Personal information
- Born: 6 April 1992 (age 34) Christchurch, New Zealand
- Education: Rangi Ruru Girls' School Massey University
- Height: 159 cm (5 ft 3 in)
- Weight: 50 kg (110 lb)

Sport
- Country: New Zealand
- Club: Canterbury Rowing Club

Medal record
Women's rowing
Representing New Zealand
World Championships
| Silver medal – second place | 2015 Aiguebelette | W8+ |
World U23 Championships
| Silver medal – second place | 2010 Brest | W8+ |
| Silver medal – second place | 2011 Amsterdam | W8+ |
World Junior Championships
| Silver medal – second place | 2009 Brive-la-Gaillarde | W8+ |

= Francie Turner =

New Zealand rowing cox

Frances Turner (born 6 April 1992) is a New Zealand coxswain. She competed at the Rio Olympics with the New Zealand women's eight.

==Private life==
Turner was born in Christchurch in 1992 and grew up on a dairy farm near Southbridge in Canterbury. She received her secondary education at Rangi Ruru Girls' School in Christchurch. She was then an extramural student at Massey University, from where she graduated with a Bachelor of Business Studies in 2013. She now lives in Hamilton and is trained by Dave Thompson, with Lake Karapiro as the training venue.

==Rowing career==
Turner took up rowing while she was at Rangi Ruru. Her first international event was the 2009 World Rowing Junior Championships in Brive-la-Gaillarde, France, where she won a silver medal with the eight; Eve MacFarlane and Zoe Stevenson were also in the boat. In 2010 and 2011, she competed with the eight in the World Rowing U23 Championships in Brest, Belarus and Amsterdam, Netherlands, respectively. In both races, the team won the silver medal, beaten by the US in 2010 and Canada in 2011.

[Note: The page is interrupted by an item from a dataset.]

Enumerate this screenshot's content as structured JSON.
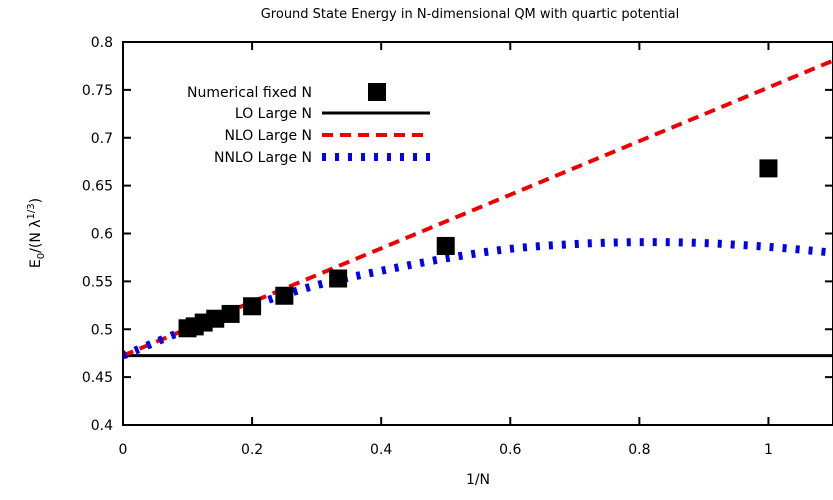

In 2010, she coxed the New Zealand eight of the elite rowers at the World Rowing Championships held at Lake Karapiro in New Zealand; the team came eights.

Turner took a break from international rowing after the 2011 U23 championships. She started competing again in 2015 and won a silver medal at the World Rowing Championships with the women's eight, qualifying the boat for the 2016 Olympics. For the last few weeks prior to the Rio Olympics, the women's eight trained at Lake Bohinj in Slovenia. With the women's eight, she came fourth at the 2016 Rio Olympics.